French Urea Imports Surge in 2H 2025
Companies Mentioned
Why It Matters
The spike highlights how CBAM is reshaping European fertilizer trade, raising costs for North‑African supplies and prompting a shift toward domestic or low‑carbon sources, which will affect margins across the sector.
Key Takeaways
- •Imports rose 12% YoY, reaching 1.9 mn t.
- •December shipments doubled historic monthly average.
- •CBAM levy adds €36‑€37 per tonne on North African urea.
- •Russian urea supply fell 73% year‑on‑year.
- •EU tariff hikes will further pressure non‑EU imports.
Pulse Analysis
The second half of 2025 saw French urea imports jump to 1.15 million tonnes, a 37 % increase over the same period a year earlier. Buyers accelerated purchases ahead of the EU’s Carbon Border Adjustment Mechanism (CBAM), which imposes a carbon‑intensity levy on imported nitrogen fertilizers. December alone recorded 279,000 tonnes, more than double the three‑year monthly average. This front‑loading eases spring‑time supply pressure but also locks importers into higher CBAM charges, especially for Egyptian and Algerian shipments that carry a default levy of €36‑€37 per tonne.
The surge reshapes trade dynamics as the CBAM makes non‑EU urea comparatively costlier, prompting a shift toward European producers. While the Netherlands and Germany together supplied over 430,000 tonnes in 2025, Russian deliveries collapsed to 43,000 tonnes, a 73 % drop, and are set to face additional anti‑dumping duties of €60‑€70 per tonne from July. Combined with the EU’s standard 6.5 % tariff, these measures tighten margins for importers reliant on North African sources. Consequently, French buyers are weighing verified plant emissions data to reduce CBAM liabilities, a practice that could become industry‑wide.

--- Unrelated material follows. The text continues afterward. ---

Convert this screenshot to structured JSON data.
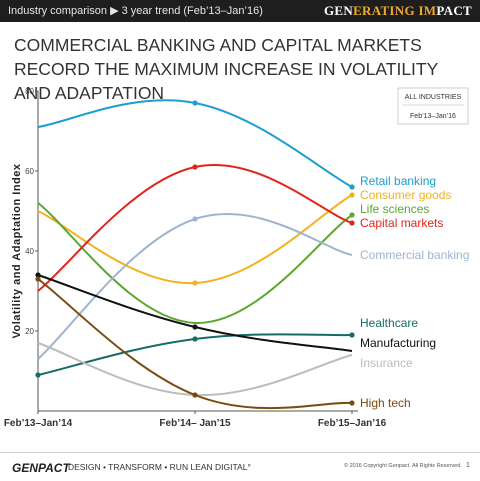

Looking ahead, Western Europe’s urea capacity of roughly 5.5 million tonnes per year remains constrained by high gas and feedstock costs, limiting the ability to fully offset reduced imports. The 2026 CBAM liability calculation, based on quarterly EU ETS auction prices, will add further price volatility. Importers may increasingly diversify toward domestic or low‑carbon sources, negotiate longer‑term contracts, and explore strategic stockpiling to hedge against tariff escalations. Monitoring the evolution of EU carbon pricing and the forthcoming tariff revisions will be critical for French fertilizer firms aiming to maintain competitiveness in a tightening market.